The announcement represents a turnaround in Bolivia's foreign policy following the resignation of Evo Morales, a socialist who quit after a disputed election that sparked massive protests.
Karen Longaric, the foreign minister of Bolivia's interim Government, also said the country is leaving the Union of South American Nations, known by its Spanish acronym UNASUR. The
group was set up in 2008 by Venezuela's Hugo Chávez and other leftists to support regional integration efforts and counter US influence in South America.
Longaric also says Bolivia is no longer a part of ALBA, a regional group that espouses socialist ideology.
In the meantime, Bolivia's interim leader says Evo Morales will have to “answer to justice for electoral fraud” if he returns home.
Interim president Jeanine Áñez made the comment during a news conference a day after Morales insisted from asylum in Mexico that he remains the country's legitimate president because his resignation was forced by the military and wasn't formally accepted by Congress.
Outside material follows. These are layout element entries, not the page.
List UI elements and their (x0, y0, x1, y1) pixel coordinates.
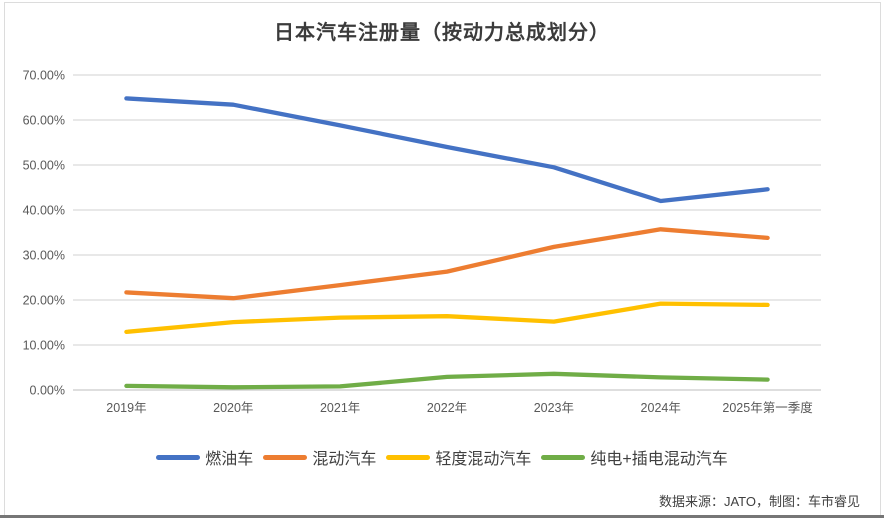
y-axis-tick-label: 40.00% (23, 204, 65, 218)
y-axis-tick-label: 70.00% (23, 69, 65, 83)
chart-legend: 燃油车 混动汽车 轻度混动汽车 纯电+插电混动汽车 (0, 444, 884, 470)
source-note: 数据来源：JATO，制图：车市睿见 (658, 494, 860, 509)
y-axis-tick-label: 30.00% (23, 249, 65, 263)
x-axis-tick-label: 2021年 (320, 401, 360, 415)
legend-line-swatch-mild-hybrid (386, 454, 431, 460)
legend-label: 混动汽车 (312, 451, 377, 468)
chart-title: 日本汽车注册量（按动力总成划分） (274, 22, 610, 44)
legend-line-swatch-hybrid (263, 454, 308, 460)
x-axis-tick-label: 2024年 (641, 401, 681, 415)
y-axis-tick-label: 20.00% (23, 294, 65, 308)
series-line-fuel (124, 96, 770, 204)
bottom-divider (0, 515, 884, 518)
y-axis-tick-label: 0.00% (30, 384, 65, 398)
legend-line-swatch-bev-phev (541, 454, 586, 460)
legend-label: 燃油车 (205, 451, 254, 468)
series-line-mild-hybrid (124, 301, 770, 335)
legend-label: 纯电+插电混动汽车 (590, 451, 728, 468)
legend-item-hybrid: 混动汽车 (263, 445, 376, 469)
series-line-bev-phev (124, 371, 770, 390)
x-axis-tick-label: 2022年 (427, 401, 467, 415)
y-axis-tick-label: 10.00% (23, 339, 65, 353)
y-axis-tick-label: 60.00% (23, 114, 65, 128)
legend-item-fuel: 燃油车 (156, 445, 253, 469)
legend-label: 轻度混动汽车 (435, 451, 532, 468)
legend-item-bev-phev: 纯电+插电混动汽车 (541, 445, 728, 469)
x-axis-tick-label: 2019年 (106, 401, 146, 415)
legend-line-swatch-fuel (156, 454, 201, 460)
x-axis-tick-label: 2023年 (534, 401, 574, 415)
x-axis-tick-label: 2020年 (213, 401, 253, 415)
line-chart-svg: 0.00% 10.00% 20.00% 30.00% 40.00% 50.00% 60.00… (23, 69, 821, 415)
legend-item-mild-hybrid: 轻度混动汽车 (386, 445, 531, 469)
series-line-hybrid (124, 227, 770, 301)
x-axis-tick-label: 2025年第一季度 (722, 400, 813, 415)
y-axis-tick-label: 50.00% (23, 159, 65, 173)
Añez was the top-ranking Senate opposition official when Morales resigned Sunday and says that the resignation of everyone else in the chain of succession left her with the presidency.
Morales left following massive demonstrations across the country alleging fraud in the October 20 presidential election — irregularities certified by a team of auditors from the Organization of American States. Morales had claimed victory in his bid for a fourth term in office.
Áñez said Morales “left on his own. Nobody threw him out.”